Newly released data from CalRecycle show the number of California beverage containers sold and recycled increased from fiscal year 2011 to 2015, according to a recent analysis of the data by the Container Recycling Institute (CRI), a Culver City, California-based nonprofit.
Furthermore, the CalRecycle data show the overall beverage container recycling rate has held roughly steady for the last five years at around 82 percent, CRI says.
“It’s important to celebrate California’s success in recycling over 80 percent of beverage containers: which is more than twice the national rate of 39 percent,” says Susan V. Collins, CRI president. “If the entire country had a container deposit system, we could achieve an 80-percent recycling rate for beverage containers nationwide.”
Collins says two out of every 11 beverage containers recycled in the United States are recycled in California.
According to CRI’s analysis, overall sales of CRV (California Redemption Value) containers grew by 2.2 billion units from fiscal year 2011 to fiscal year 2015: an 11 percent increase. The number of containers recycled topped 18 billion in California in fiscal year 2014/15, an increase of 1.7 billion since fiscal year 2011, CRI reports.

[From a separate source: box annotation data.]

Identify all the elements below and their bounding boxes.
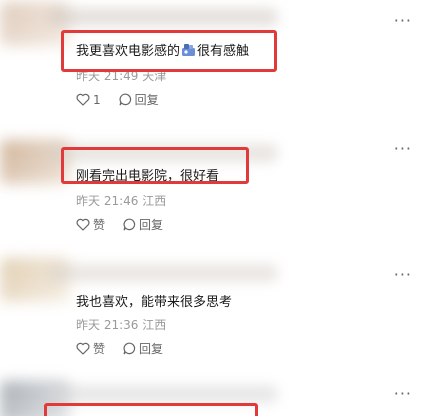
reply-label: 回复 [139, 218, 164, 232]
like-count: 1 [93, 92, 101, 107]
comment-item: ··· 我也喜欢，能带来很多思考 昨天 21:36 江西 赞 回复 [0, 250, 436, 375]
highlight-box [61, 147, 249, 184]
comment-time: 昨天 21:36 [76, 318, 139, 332]
speech-bubble-icon [123, 218, 136, 231]
highlight-box [44, 403, 258, 416]
like-label: 赞 [93, 218, 106, 232]
username[interactable] [48, 385, 278, 403]
speech-bubble-icon [123, 342, 136, 355]
comment-item: ··· [0, 375, 436, 416]
comment-text: 我也喜欢，能带来很多思考 [76, 295, 233, 310]
heart-outline-icon [76, 342, 90, 355]
reply-button[interactable]: 回复 [119, 91, 159, 108]
comment-actions: 赞 回复 [76, 340, 163, 357]
like-button[interactable]: 赞 [76, 216, 105, 233]
speech-bubble-icon [119, 93, 131, 106]
more-options-icon[interactable]: ··· [394, 13, 412, 29]
like-label: 赞 [93, 342, 106, 356]
comment-actions: 1 回复 [76, 91, 159, 108]
reply-label: 回复 [134, 93, 159, 107]
comment-location: 江西 [142, 318, 167, 332]
comment-item: ··· 我更喜欢电影感的 很有感触 昨天 21:49 天津 1 回复 [0, 0, 436, 120]
username[interactable] [48, 264, 278, 282]
comment-time: 昨天 21:46 [76, 194, 139, 208]
more-options-icon[interactable]: ··· [394, 386, 412, 402]
reply-label: 回复 [139, 342, 164, 356]
reply-button[interactable]: 回复 [123, 216, 163, 233]
more-options-icon[interactable]: ··· [394, 141, 412, 157]
comment-location: 江西 [142, 194, 167, 208]
highlight-box [61, 30, 277, 72]
like-button[interactable]: 1 [76, 93, 101, 107]
comment-meta: 昨天 21:36 江西 [76, 316, 166, 333]
heart-outline-icon [76, 93, 90, 106]
comment-actions: 赞 回复 [76, 216, 163, 233]
comment-meta: 昨天 21:46 江西 [76, 192, 166, 209]
like-button[interactable]: 赞 [76, 340, 105, 357]
heart-outline-icon [76, 218, 90, 231]
username[interactable] [48, 8, 278, 26]
reply-button[interactable]: 回复 [123, 340, 163, 357]
comment-item: ··· 刚看完出电影院，很好看 昨天 21:46 江西 赞 回复 [0, 120, 436, 250]
more-options-icon[interactable]: ··· [394, 267, 412, 283]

PET (polyethylene terephthalate) bottles saw the biggest recycling rate increase, growing from 66 percent in fiscal year 2011 to 75 percent in fiscal year 2015, CRI says. “This is an important increase because PET bottles now comprise 47 percent of the beverage market: up from 41 percent five years ago,” the nonprofit notes.
Aluminum cans have consistently had the highest recycling rate of all deposit containers and continue to do so, fluctuating between 95 percent and 97 percent, CRI says.

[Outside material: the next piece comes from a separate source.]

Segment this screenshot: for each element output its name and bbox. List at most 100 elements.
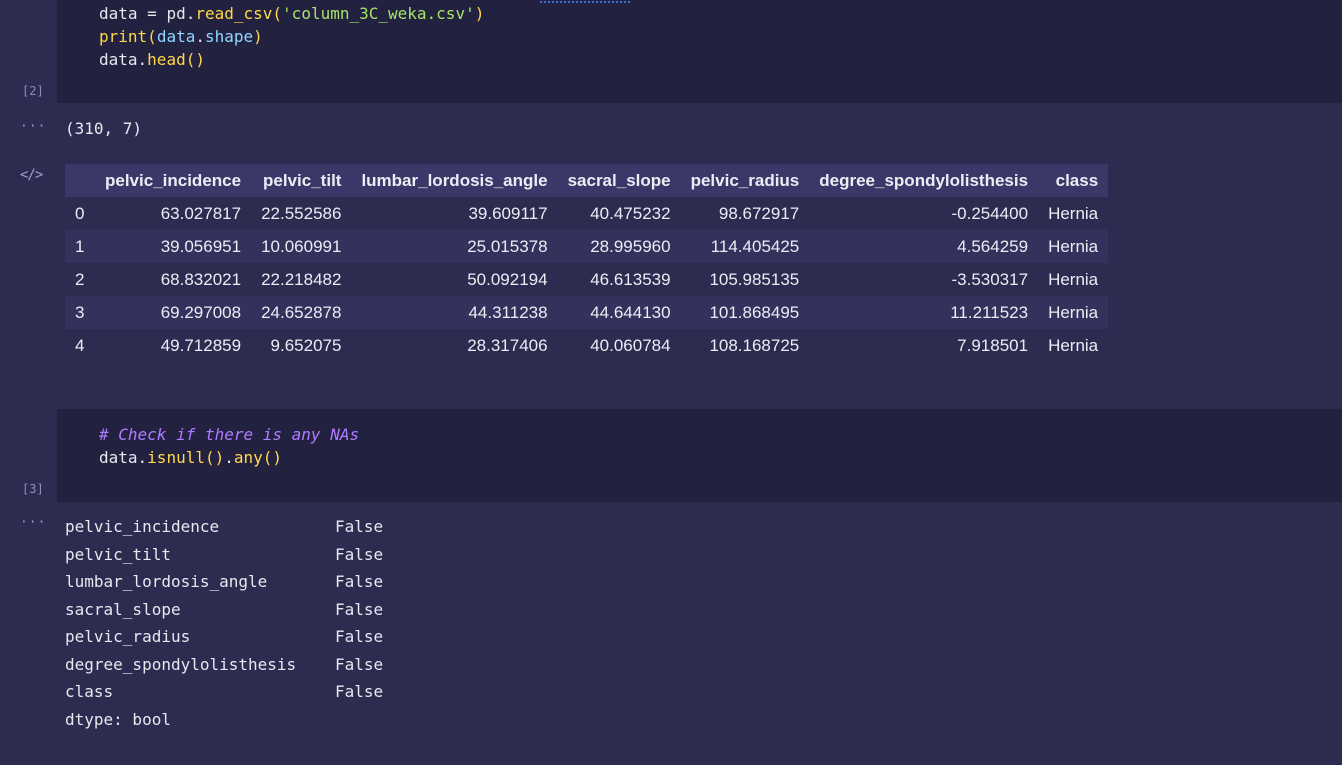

HDPE (high-density polyethylene) recycling fell from 95 percent to 73 percent, though some intermediate years had periods of over-redemption, CRI says. HDPE sales comprise only 1 percent of the total beverage market.
Glass recycling fell by 11 percentage points from 85 percent to 74 percent.
HDPE and glass recycling rates likely have declined as a result of the elimination of the “commingled rate,” a practice whereby non-CRV containers, such as HDPE milk jugs, wine and spirit bottles, were recycled in the same loads with CRV containers, CRI speculates.
“The good news here is that CalRecycle has done a good job of enforcement to make sure that state redemption centers are participating in the program correctly,” Collins says.
The five-year sales increase makes strong recycling rates key to keeping up with the growth of waste being produced, Collins says, but clearly shows the continuation of robust economic activity.
PET beverage bottle sales grew from 8.4 billion to 10.6 billion units, or 27 percent, during that period, fueled by the growth in bottled water packaged in PET.
Glass bottle sales also grew by 13 percent in light of new-age beverage sales growth, though they constitute less than one-third of the amount of PET bottles sold.
During the five-year period, aluminum can and HDPE bottle sales declined by 5 percent and 19 percent, respectively. While aluminum can sales are likely to continue to be negatively affected by declines in sales of soda, beer can sales remain strong, and energy drink can sales are growing.
CalRecycle’s data is available here. CRI also drew upon some older reports from CalRecycle’s archives for its five-year analysis.